Four former officers will be charged in the 1983 killing of Nokuthula Simelane in Soweto

South African prosecutors plan to charge four former members of the apartheid-era security forces for the 1983 murder of Nokuthula Simelane, a young woman who had recently graduated from college and was a courier for the then-banned African National Congress.

The National Prosecuting Authority said that she disappeared while being held by the Soweto Special Branch police unit, that she was kidnapped and tortured and that her body has not been recovered. 

After apartheid ended in 1994, South Africa's Truth and Reconciliation Commission investigated atrocities and granted amnesty to some accused perpetrators.

Luvuyo Mfaku, a prosecution spokesman, said Tuesday that three of the four suspects in Simelane's death applied for amnesty for her kidnapping but not for her murder. The fourth suspect will be charged with kidnapping and murder, he said.

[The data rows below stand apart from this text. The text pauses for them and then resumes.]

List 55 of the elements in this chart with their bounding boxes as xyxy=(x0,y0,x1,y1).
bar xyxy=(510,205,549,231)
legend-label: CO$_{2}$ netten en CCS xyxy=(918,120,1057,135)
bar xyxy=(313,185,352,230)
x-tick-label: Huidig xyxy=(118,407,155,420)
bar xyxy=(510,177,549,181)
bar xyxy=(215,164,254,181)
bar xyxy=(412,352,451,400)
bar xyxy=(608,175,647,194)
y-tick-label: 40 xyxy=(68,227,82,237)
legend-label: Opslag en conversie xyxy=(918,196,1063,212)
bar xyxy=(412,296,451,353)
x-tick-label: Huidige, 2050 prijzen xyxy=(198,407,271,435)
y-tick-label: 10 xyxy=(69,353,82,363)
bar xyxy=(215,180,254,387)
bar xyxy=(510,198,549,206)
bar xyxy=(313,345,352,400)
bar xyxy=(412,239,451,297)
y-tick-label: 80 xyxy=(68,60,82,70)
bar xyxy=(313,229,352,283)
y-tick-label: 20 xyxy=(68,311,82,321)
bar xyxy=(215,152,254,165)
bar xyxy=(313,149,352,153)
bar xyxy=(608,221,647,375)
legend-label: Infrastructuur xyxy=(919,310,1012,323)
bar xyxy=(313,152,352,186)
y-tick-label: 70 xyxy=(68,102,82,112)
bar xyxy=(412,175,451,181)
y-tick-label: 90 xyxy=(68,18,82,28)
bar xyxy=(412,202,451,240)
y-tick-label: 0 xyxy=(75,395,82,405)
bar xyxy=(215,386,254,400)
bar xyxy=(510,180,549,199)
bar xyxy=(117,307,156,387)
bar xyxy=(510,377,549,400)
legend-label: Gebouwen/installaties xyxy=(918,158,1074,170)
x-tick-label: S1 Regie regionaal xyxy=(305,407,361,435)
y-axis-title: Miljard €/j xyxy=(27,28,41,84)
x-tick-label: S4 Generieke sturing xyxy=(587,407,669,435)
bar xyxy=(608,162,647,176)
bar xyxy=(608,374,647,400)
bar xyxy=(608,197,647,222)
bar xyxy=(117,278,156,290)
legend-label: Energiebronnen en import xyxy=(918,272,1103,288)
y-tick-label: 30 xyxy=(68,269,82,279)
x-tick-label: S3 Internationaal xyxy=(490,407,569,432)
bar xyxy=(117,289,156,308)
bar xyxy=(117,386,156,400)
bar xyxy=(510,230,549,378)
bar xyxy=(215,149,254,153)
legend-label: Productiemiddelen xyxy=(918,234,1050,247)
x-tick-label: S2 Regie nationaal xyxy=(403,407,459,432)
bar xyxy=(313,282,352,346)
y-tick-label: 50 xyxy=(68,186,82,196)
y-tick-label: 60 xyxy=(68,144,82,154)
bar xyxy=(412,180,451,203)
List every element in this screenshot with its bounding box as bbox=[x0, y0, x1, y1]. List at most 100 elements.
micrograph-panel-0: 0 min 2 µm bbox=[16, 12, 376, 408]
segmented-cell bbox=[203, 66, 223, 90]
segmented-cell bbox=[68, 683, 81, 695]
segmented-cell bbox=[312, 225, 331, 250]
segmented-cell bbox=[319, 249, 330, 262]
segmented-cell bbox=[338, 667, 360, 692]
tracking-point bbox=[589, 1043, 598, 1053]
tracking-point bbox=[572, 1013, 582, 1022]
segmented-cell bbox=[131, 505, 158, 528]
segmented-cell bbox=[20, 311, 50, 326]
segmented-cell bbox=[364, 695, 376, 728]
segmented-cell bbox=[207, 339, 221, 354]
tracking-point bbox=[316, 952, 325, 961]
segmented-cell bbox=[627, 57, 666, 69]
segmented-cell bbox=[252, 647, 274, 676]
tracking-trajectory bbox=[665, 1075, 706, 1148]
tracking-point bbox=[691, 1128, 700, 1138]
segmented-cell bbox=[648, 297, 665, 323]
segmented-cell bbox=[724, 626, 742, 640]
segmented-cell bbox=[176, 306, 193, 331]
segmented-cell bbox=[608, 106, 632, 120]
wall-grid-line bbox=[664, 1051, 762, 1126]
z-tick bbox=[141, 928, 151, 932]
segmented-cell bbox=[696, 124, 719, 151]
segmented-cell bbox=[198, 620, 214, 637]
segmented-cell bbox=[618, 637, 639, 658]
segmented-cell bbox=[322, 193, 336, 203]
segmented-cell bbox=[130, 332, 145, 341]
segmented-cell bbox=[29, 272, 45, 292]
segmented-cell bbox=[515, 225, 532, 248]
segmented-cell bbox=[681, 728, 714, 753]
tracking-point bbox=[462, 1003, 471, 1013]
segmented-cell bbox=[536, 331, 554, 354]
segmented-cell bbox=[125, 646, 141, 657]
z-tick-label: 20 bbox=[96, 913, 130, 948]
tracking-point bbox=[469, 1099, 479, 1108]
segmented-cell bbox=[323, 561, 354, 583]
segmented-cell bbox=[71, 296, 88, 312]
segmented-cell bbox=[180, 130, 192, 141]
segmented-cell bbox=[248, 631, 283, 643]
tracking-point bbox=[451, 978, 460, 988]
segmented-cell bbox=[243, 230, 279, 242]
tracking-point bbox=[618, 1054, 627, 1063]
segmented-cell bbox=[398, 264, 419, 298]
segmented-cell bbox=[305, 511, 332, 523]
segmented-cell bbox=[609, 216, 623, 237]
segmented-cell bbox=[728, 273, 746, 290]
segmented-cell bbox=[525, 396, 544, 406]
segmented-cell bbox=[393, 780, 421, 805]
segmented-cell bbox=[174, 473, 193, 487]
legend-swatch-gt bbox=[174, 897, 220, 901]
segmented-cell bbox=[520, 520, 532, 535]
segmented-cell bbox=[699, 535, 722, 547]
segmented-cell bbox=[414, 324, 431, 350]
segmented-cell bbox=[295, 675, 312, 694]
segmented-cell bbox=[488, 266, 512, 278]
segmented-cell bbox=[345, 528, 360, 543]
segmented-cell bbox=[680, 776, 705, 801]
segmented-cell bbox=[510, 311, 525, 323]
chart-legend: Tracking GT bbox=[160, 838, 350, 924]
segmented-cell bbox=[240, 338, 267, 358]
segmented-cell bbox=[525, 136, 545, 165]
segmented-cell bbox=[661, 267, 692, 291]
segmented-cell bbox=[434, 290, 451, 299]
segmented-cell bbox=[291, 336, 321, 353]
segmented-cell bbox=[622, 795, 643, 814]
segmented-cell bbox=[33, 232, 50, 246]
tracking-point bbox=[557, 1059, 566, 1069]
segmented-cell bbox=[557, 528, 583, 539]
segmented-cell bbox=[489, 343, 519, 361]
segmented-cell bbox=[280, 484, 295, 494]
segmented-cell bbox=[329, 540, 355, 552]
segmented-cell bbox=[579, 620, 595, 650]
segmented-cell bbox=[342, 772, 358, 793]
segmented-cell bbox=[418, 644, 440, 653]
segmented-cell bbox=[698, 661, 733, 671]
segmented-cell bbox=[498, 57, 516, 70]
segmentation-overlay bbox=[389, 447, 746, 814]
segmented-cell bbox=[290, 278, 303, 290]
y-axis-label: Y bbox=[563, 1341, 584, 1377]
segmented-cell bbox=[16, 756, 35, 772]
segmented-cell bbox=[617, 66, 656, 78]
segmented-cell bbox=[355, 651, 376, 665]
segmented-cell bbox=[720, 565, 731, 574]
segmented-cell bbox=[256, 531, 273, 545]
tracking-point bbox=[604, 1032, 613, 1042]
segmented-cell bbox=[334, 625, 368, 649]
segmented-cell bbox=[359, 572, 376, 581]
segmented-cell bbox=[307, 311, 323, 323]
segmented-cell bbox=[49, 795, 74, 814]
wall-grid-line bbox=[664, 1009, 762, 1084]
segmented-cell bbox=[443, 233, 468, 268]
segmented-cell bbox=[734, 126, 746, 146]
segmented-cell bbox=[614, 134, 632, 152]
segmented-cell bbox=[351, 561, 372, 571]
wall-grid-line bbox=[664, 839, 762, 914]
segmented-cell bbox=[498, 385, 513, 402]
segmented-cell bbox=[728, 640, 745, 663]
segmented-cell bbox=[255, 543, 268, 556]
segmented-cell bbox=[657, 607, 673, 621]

According to prosecutors, she was an underground operative for the African National Congress, the main anti-apartheid group, which became South Africa's ruling party in 1994. She was illegally held for a week at a police barracks in Johannesburg, where she was tortured under questioning, prosecutors said. She was then interrogated and tortured at a farm for several weeks, they said.

The suspects are due to appear in a Pretoria court on Feb. 26.

Some South Africans believe more white officials should have been prosecuted for apartheid-era crimes. The highest-profile figure to be convicted is Eugene de Kock, the former head of a covert unit that committed multiple killings. He was granted parole last year.

Retired Archbishop Desmond Tutu, who was the chairman of the Truth and Reconciliation Commission, recently defended the panel's work, saying the state later failed "to hold to account those who didn't receive amnesty."